Are you prepared to see the image of God in the most despicable and godless person you can imagine and acknowledge that when he shows love, peace, kindness, that he is evidencing the fruits of God’s Spirit and modelling for anyone who will see the pathway to life in all its fullness?

If it’s me lying there on the side of the road all battered and bloodied, and the person who stops is a neo-nazi skinhead wearing a Pauline Hanson t-shirt who’s on his way home after desecrating the Chinese section of the cemetery with a sledge hammer, am I willing to accept his help and see in his help the example that Jesus calls me to follow: “Go and do likewise.”
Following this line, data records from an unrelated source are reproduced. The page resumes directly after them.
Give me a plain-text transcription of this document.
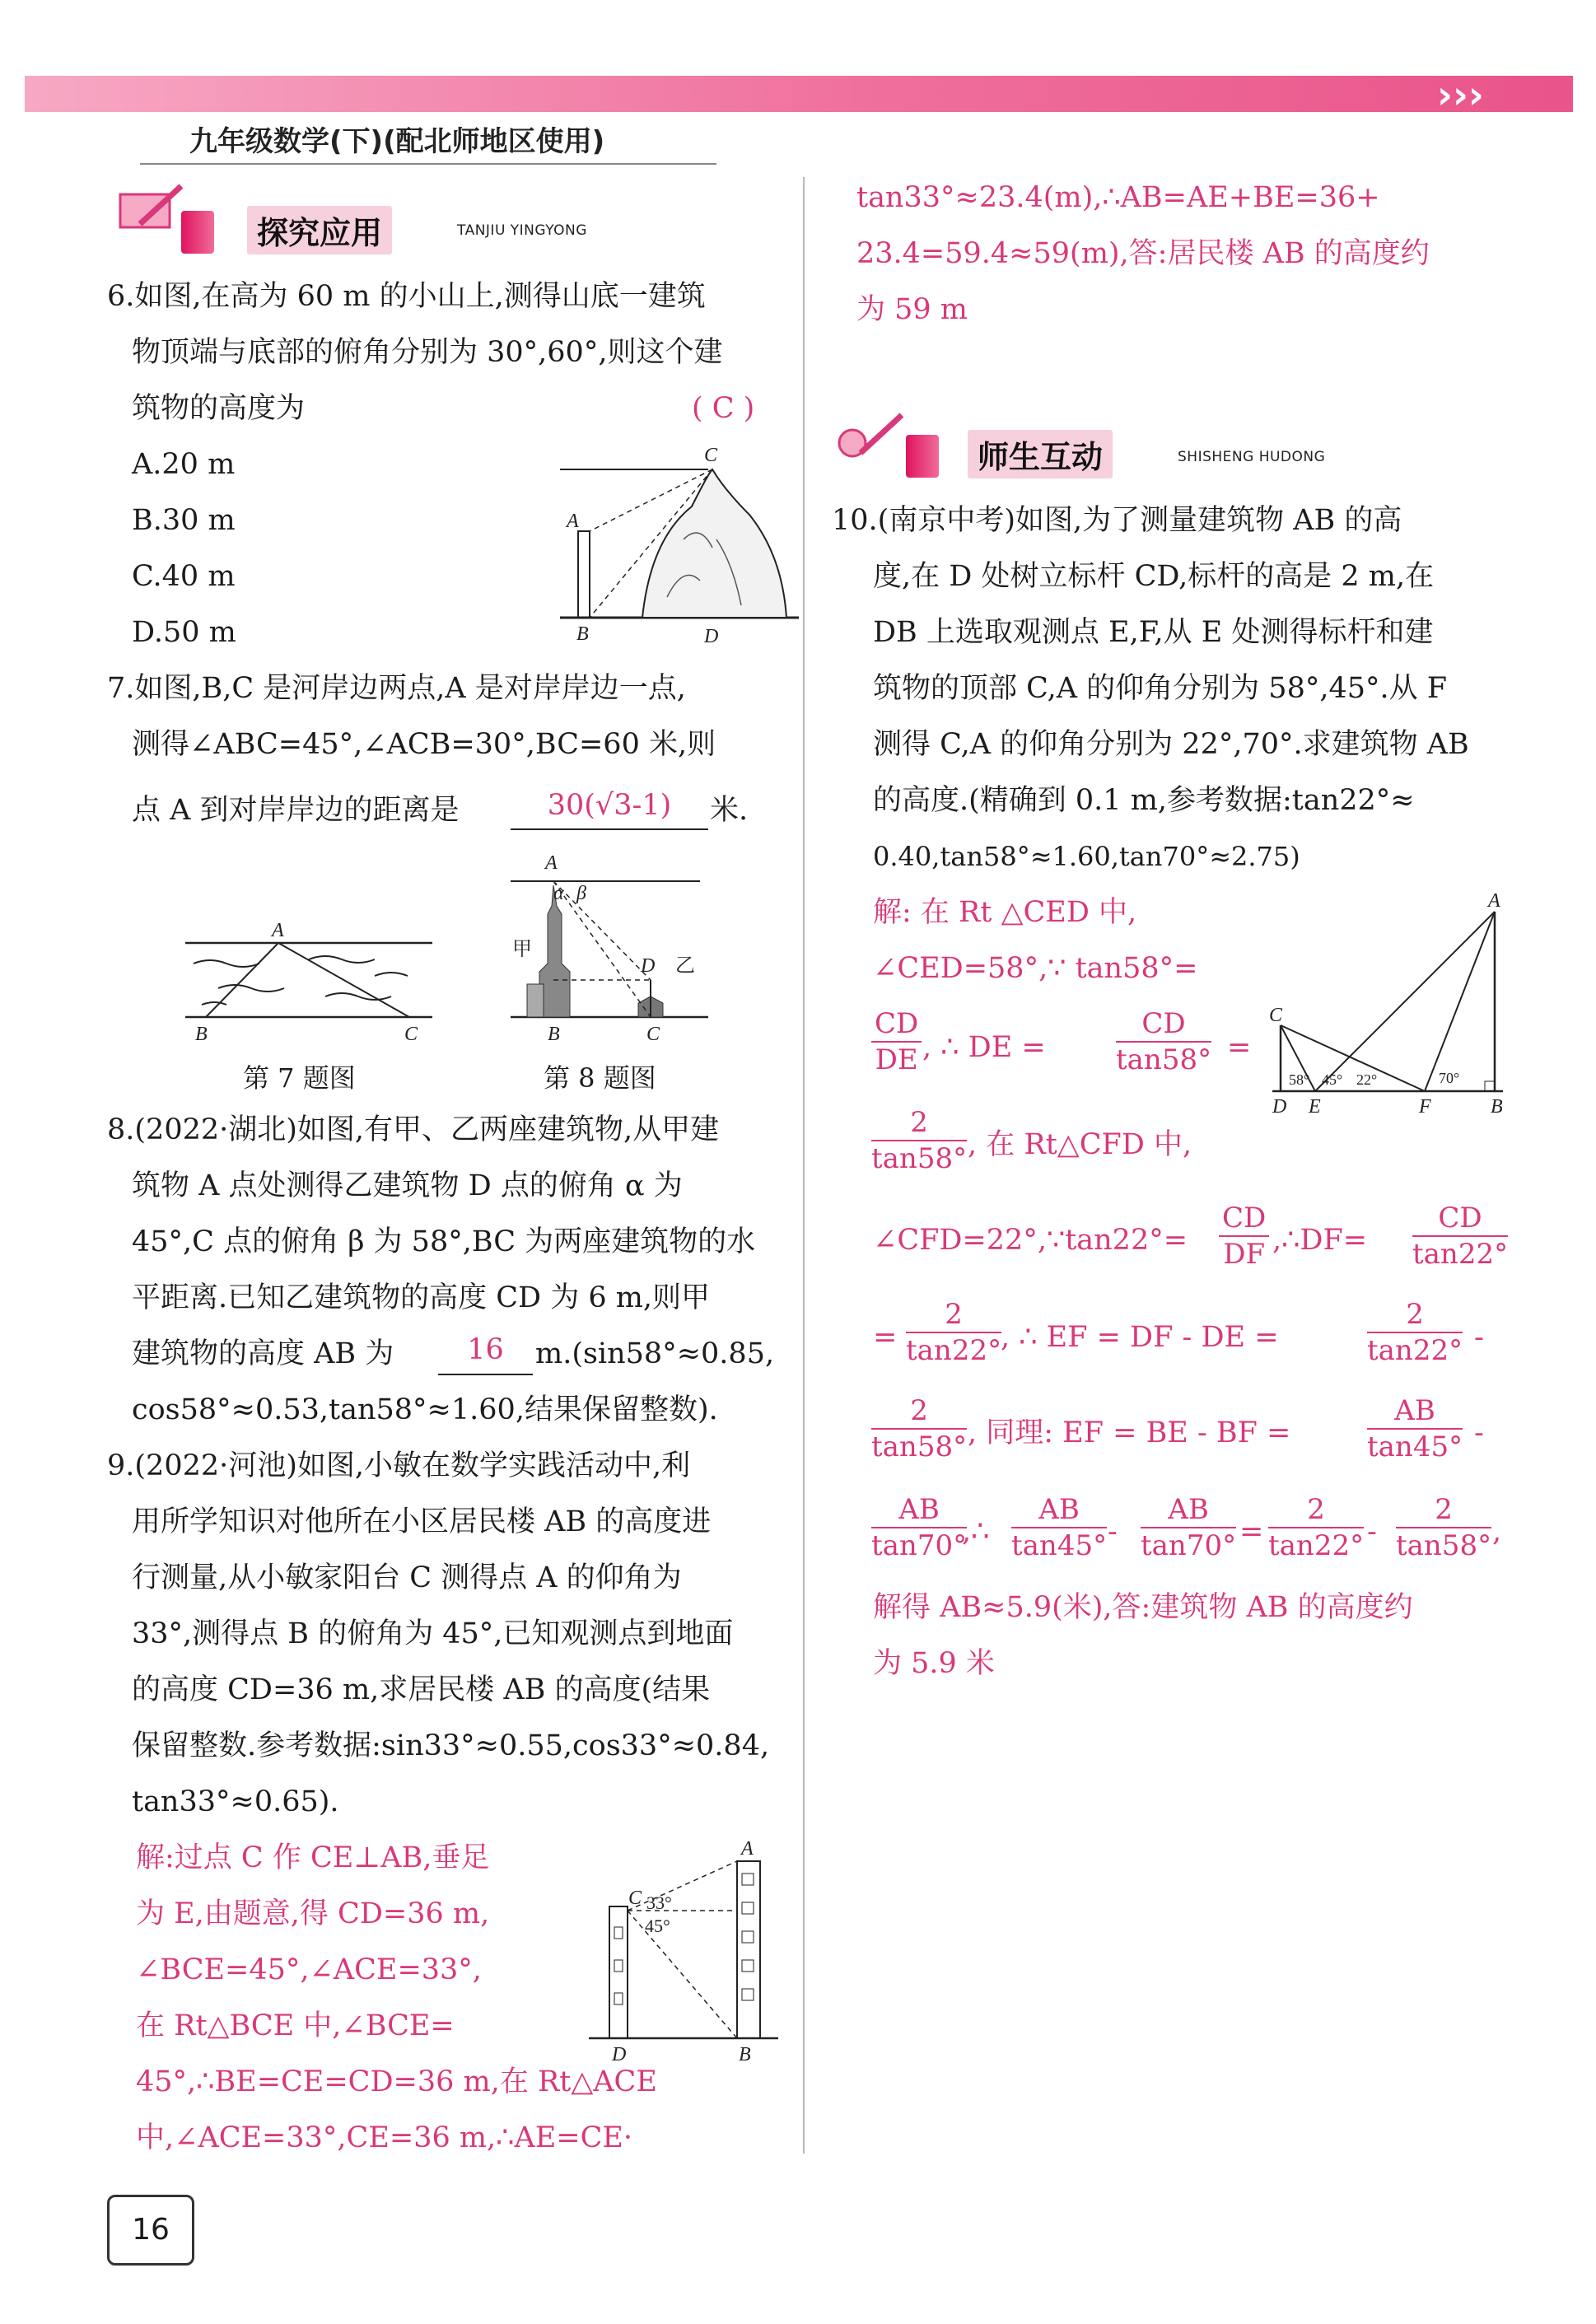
›››
九年级数学(下)(配北师地区使用)
探究应用	TANJIU YINGYONG
6.如图,在高为 60 m 的小山上,测得山底一建筑
物顶端与底部的俯角分别为 30°,60°,则这个建
筑物的高度为	( C )
A.20 m
B.30 m
C.40 m
D.50 m
C
A
B	D
7.如图,B,C 是河岸边两点,A 是对岸岸边一点,
测得∠ABC=45°,∠ACB=30°,BC=60 米,则
点 A 到对岸岸边的距离是	30(√3-1)	米.
A
B	C
第 7 题图
A
α β
甲
D 乙
B	C
第 8 题图
8.(2022·湖北)如图,有甲、乙两座建筑物,从甲建
筑物 A 点处测得乙建筑物 D 点的俯角 α 为
45°,C 点的俯角 β 为 58°,BC 为两座建筑物的水
平距离.已知乙建筑物的高度 CD 为 6 m,则甲
建筑物的高度 AB 为	16	m.(sin58°≈0.85,
cos58°≈0.53,tan58°≈1.60,结果保留整数).
9.(2022·河池)如图,小敏在数学实践活动中,利
用所学知识对他所在小区居民楼 AB 的高度进
行测量,从小敏家阳台 C 测得点 A 的仰角为
33°,测得点 B 的俯角为 45°,已知观测点到地面
的高度 CD=36 m,求居民楼 AB 的高度(结果
保留整数.参考数据:sin33°≈0.55,cos33°≈0.84,
tan33°≈0.65).
解:过点 C 作 CE⊥AB,垂足
为 E,由题意,得 CD=36 m,
∠BCE=45°,∠ACE=33°,
在 Rt△BCE 中,∠BCE=
45°,∴BE=CE=CD=36 m,在 Rt△ACE
中,∠ACE=33°,CE=36 m,∴AE=CE·
A
C 33°
45°
D	B
16
tan33°≈23.4(m),∴AB=AE+BE=36+
23.4=59.4≈59(m),答:居民楼 AB 的高度约
为 59 m
师生互动	SHISHENG HUDONG
10.(南京中考)如图,为了测量建筑物 AB 的高
度,在 D 处树立标杆 CD,标杆的高是 2 m,在
DB 上选取观测点 E,F,从 E 处测得标杆和建
筑物的顶部 C,A 的仰角分别为 58°,45°.从 F
测得 C,A 的仰角分别为 22°,70°.求建筑物 AB
的高度.(精确到 0.1 m,参考数据:tan22°≈
0.40,tan58°≈1.60,tan70°≈2.75)
解: 在 Rt △CED 中,
∠CED=58°,∵ tan58°=
$\frac{CD}{DE}$ , ∴ DE =	$\frac{CD}{\tan 58^\circ}$ =
$\frac{2}{\tan 58^\circ}$ , 在 Rt△CFD 中,
∠CFD=22°,∵tan22°= $\frac{CD}{DF}$ ,∴DF= $\frac{CD}{\tan 22^\circ}$
= $\frac{2}{\tan 22^\circ}$
, ∴ EF = DF - DE =	$\frac{2}{\tan 22^\circ}$ -
$\frac{2}{\tan 58^\circ}$ , 同理: EF = BE - BF =	$\frac{AB}{\tan 45^\circ}$ -
$\frac{AB}{\tan 70^\circ}$
,∴ $\frac{AB}{\tan 45^\circ} - \frac{AB}{\tan 70^\circ} = \frac{2}{\tan 22^\circ} - \frac{2}{\tan 58^\circ}$ ,
解得 AB≈5.9(米),答:建筑物 AB 的高度约
为 5.9 米
A
C
D E	F	B
58° 45° 22°	70°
Now I don’t know about you, but to me that feels like being hit in the back of the head with the spirit level! I suddenly realise that most of the time I’m not judging the trees by their fruits at all – I’m judging them by their labels. And whenever I’m doing that and God holds the spirit level to me, I’m going to be found to be off at a very skewed angle. But until the plumb line was held up, I didn’t even notice it. I thought I was doing fine. I thought I was being thoroughly Christian. I thought my naming of racists, and terrorists, and international weapons dealers and homophobic fundamentalists as evil and corrupt was good and healthy and prophetic. But then God holds up the plumb line and I discover that I’m as bigoted and blinkered and judgmental as they are. It’s just different groups of people that I’m reluctant to concede the presence of any goodness in. But the plumb line of God reveals me for what I really am.

Why do we have so much trouble seeing it before the plumb line comes out? For the same reason that we made a mistake about the lines on the screen before – the things around skew our perception. When we look at our attitudes and behaviours in relation to what is all around us, they may line up quite well. But if you haven’t first checked the angle of what you were lining them up against, that’s no way to check them.

And just like when you stand in that room with all the crooked angles, the only straight wall can look like the most crooked, when you stand in the middle of the culture we live in and look at Jesus, the example of Jesus can look quite crooked. The righteousness and justice of Jesus Christ can look like some kind of cuckoo land fanaticism when viewed in the surrounds of the decadence, greed and hardness of heart in our work-shop-consume-die culture. But when you realise that you’ve encountered a love and grace that will hand itself over to torture and death rather than compromise your pathway to life in all its fullness, then you realise that you’ve encountered the only love worth measuring the standing of your life against.

The words and stories of Jesus time and time again hold a spirit level to our lives and to the culture we see around us. But as any builder can tell you, it’s not much use having a spirit level that just sits in your tool box. I wouldn’t trust a builder who only got his plumb line or his spirit level out once a week, and I don’t see why anybody should trust my perceptions of reality if I’m only making reference to the stories of Jesus once a week. It is only by constant reference to Jesus and to the way he looked at things that we can learn to see ourselves and our surrounds without being deluded into complacency by the distortions all around us. God’s plumb line has become flesh and lived among us and invites us to walk with him and learn to view life from his vantage point. If you want to be able to hold your head upright in the presence of God, it’s an invitation not to miss!